As of late June, Maiker had distributed more than $150,000 in rental assistance, writing 146 checks. But more than 400 applications were pending, said Drew O'Connor, Maiker's deputy director.

"I always explain to (clients) that we're behind because of the volume of applications," Bjorkman said. "People are really frustrated."

Service providers, lawmakers and the public often focus on single adults, often men, sitting on street corners asking for handouts or gathering in encampments such as the one near Crossroads.

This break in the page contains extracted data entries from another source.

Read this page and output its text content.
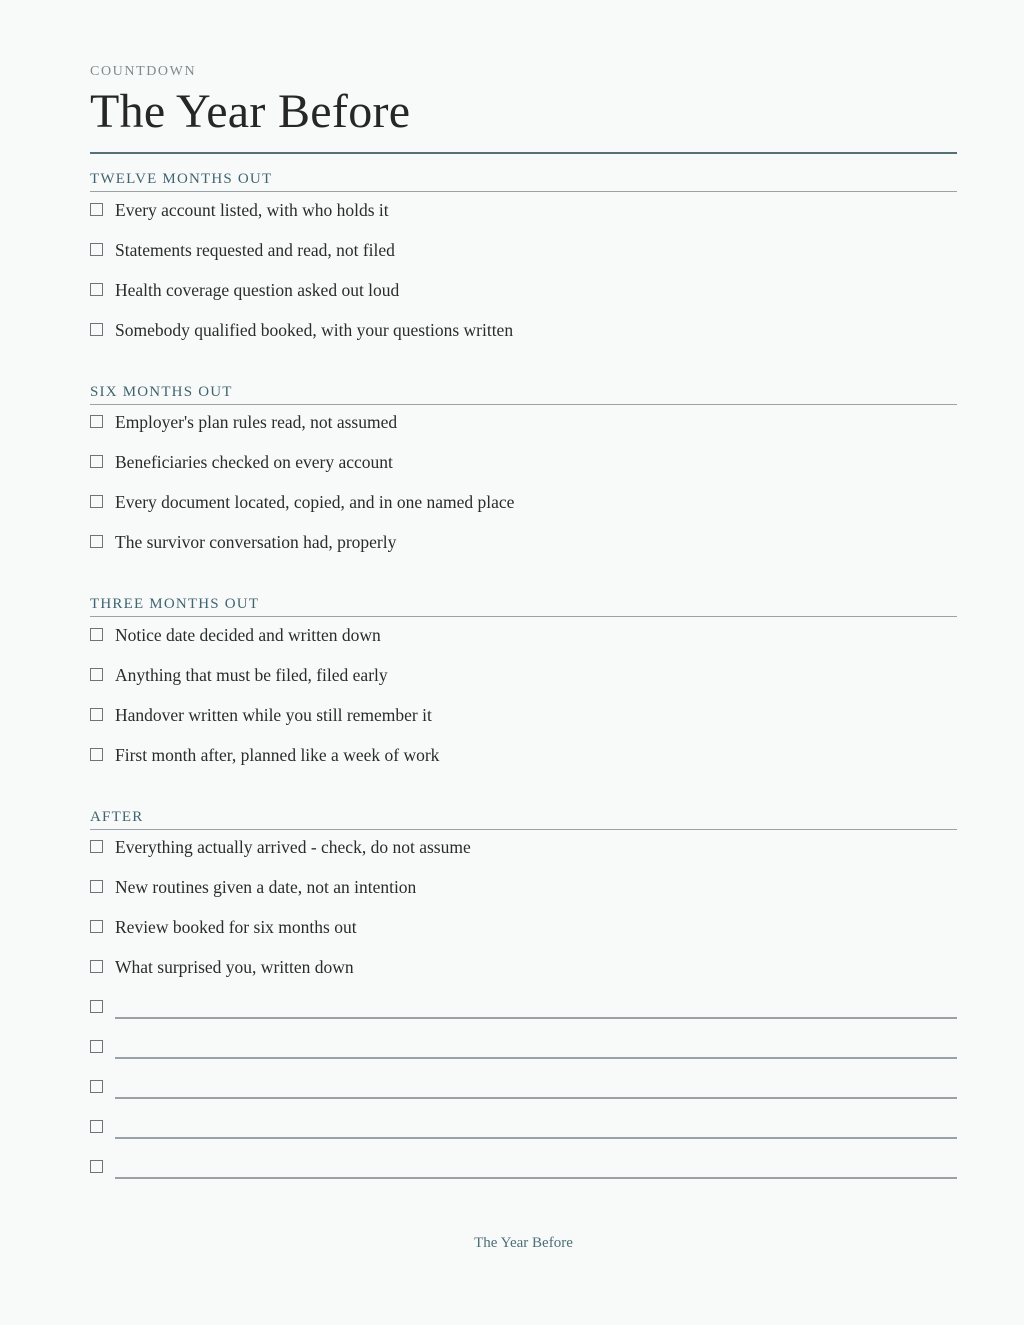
COUNTDOWN
The Year Before
TWELVE MONTHS OUT
Every account listed, with who holds it
Statements requested and read, not filed
Health coverage question asked out loud
Somebody qualified booked, with your questions written
SIX MONTHS OUT
Employer's plan rules read, not assumed
Beneficiaries checked on every account
Every document located, copied, and in one named place
The survivor conversation had, properly
THREE MONTHS OUT
Notice date decided and written down
Anything that must be filed, filed early
Handover written while you still remember it
First month after, planned like a week of work
AFTER
Everything actually arrived - check, do not assume
New routines given a date, not an intention
Review booked for six months out
What surprised you, written down
The Year Before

In April, following a mid-March declaration of a coronavirus emergency, Denver established two large shelters that are open around the clock. The city had been considering 24-hour emergency shelter service before the pandemic, but COVID-19 accelerated its plans. One for men is now operated by the Denver Rescue Mission at the National Western Complex, and one for women and transgender individuals is run by Catholic Charities of Denver at the nearby Coliseum. People who go to those shelters and are found to be at high risk of serious consequences if they contract COVID-19 or are otherwise impacted by the pandemic are diverted to some of the hundreds of hotel and motel rooms the city and service providers have secured since the coronavirus was first detected in Denver.

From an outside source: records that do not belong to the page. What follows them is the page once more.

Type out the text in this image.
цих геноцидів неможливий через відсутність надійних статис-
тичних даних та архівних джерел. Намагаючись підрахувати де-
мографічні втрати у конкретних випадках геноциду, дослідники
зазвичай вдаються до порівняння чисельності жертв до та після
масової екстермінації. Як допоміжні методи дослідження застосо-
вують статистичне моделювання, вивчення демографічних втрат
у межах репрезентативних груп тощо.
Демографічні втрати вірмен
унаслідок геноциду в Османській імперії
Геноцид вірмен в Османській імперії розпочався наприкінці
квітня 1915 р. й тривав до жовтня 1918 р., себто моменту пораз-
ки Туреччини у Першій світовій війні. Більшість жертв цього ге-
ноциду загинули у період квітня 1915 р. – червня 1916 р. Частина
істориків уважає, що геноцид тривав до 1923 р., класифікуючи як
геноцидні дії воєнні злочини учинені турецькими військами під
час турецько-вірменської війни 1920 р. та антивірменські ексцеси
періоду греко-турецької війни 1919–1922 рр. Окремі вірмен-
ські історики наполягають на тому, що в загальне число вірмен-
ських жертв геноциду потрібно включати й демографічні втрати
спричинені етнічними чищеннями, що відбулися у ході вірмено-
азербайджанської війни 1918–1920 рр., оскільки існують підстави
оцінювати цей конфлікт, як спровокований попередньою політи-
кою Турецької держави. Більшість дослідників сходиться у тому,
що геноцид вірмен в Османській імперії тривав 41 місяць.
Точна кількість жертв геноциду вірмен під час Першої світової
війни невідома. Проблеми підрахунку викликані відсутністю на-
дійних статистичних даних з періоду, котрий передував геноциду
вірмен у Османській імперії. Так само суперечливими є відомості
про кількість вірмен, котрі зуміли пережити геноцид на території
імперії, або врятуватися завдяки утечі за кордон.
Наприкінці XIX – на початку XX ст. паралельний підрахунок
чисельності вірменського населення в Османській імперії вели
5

Last month, Mayor Michael Hancock announced he was reversing his long-held opposition to sanctioned camping for people experiencing homelessness. The first such city-approved camp, to be managed by a nonprofit and offering services such as bathrooms and showers, is expected to open soon. Most of its tents will be for single people, but some are for couples, who had not before been accommodated in the city's emergency shelter system.

But no such innovative thinking has been applied to homeless families, partially because they make up less of the overall homeless population. According to the 2019 Point in Time survey, which gives a snapshot of homelessness, only 798 people in family groups -- defined as including at least one adult and one person younger than 18 years -- were among the 3,943 people experiencing homelessness on any given night. In the 2020, conducted before the pandemic, that went up to 1,446 individuals in family groups among 6,104 people experiencing homelessness. (It should be noted that Point in Time surveyers can't find everyone experiencing homelessness.)

Families are especially likely to avoid being counted, in part because parents fear that drawing attention from officials could lead to their children being taken away. They go to motels, where they would not be counted as homeless under the Point in Time's definition if they are paying their own way, even if their resources were close to being depleted. Moving in with relatives or friends, another strategy to which families often turn, is also considered stable housing under the Point in Time. But families in such situations could easily end up unhoused if, for example, a landlord discovers more people are in an apartment than allowed under a lease. Putting off asking for help can mean families are in an especially dire position when their plight does come to the attention of an aid agency.

Families in homelessness "are a hidden population," said Anna Theisen, who manages a Denver Public Schools program that supports students experiencing homelessness.

Point in Time surveyers have just one 24-hour period every year to assess homelessness. Teachers and other school staff have the time and close relationships necessary to better assess the problem. Theisen said 2,197 students in her district had been identified as experiencing homelessness over the past school year. She expects next year's count to be higher because of COVID-19's impact on many families in her district.

"We are very worried about what August is going to look like," Theisen said.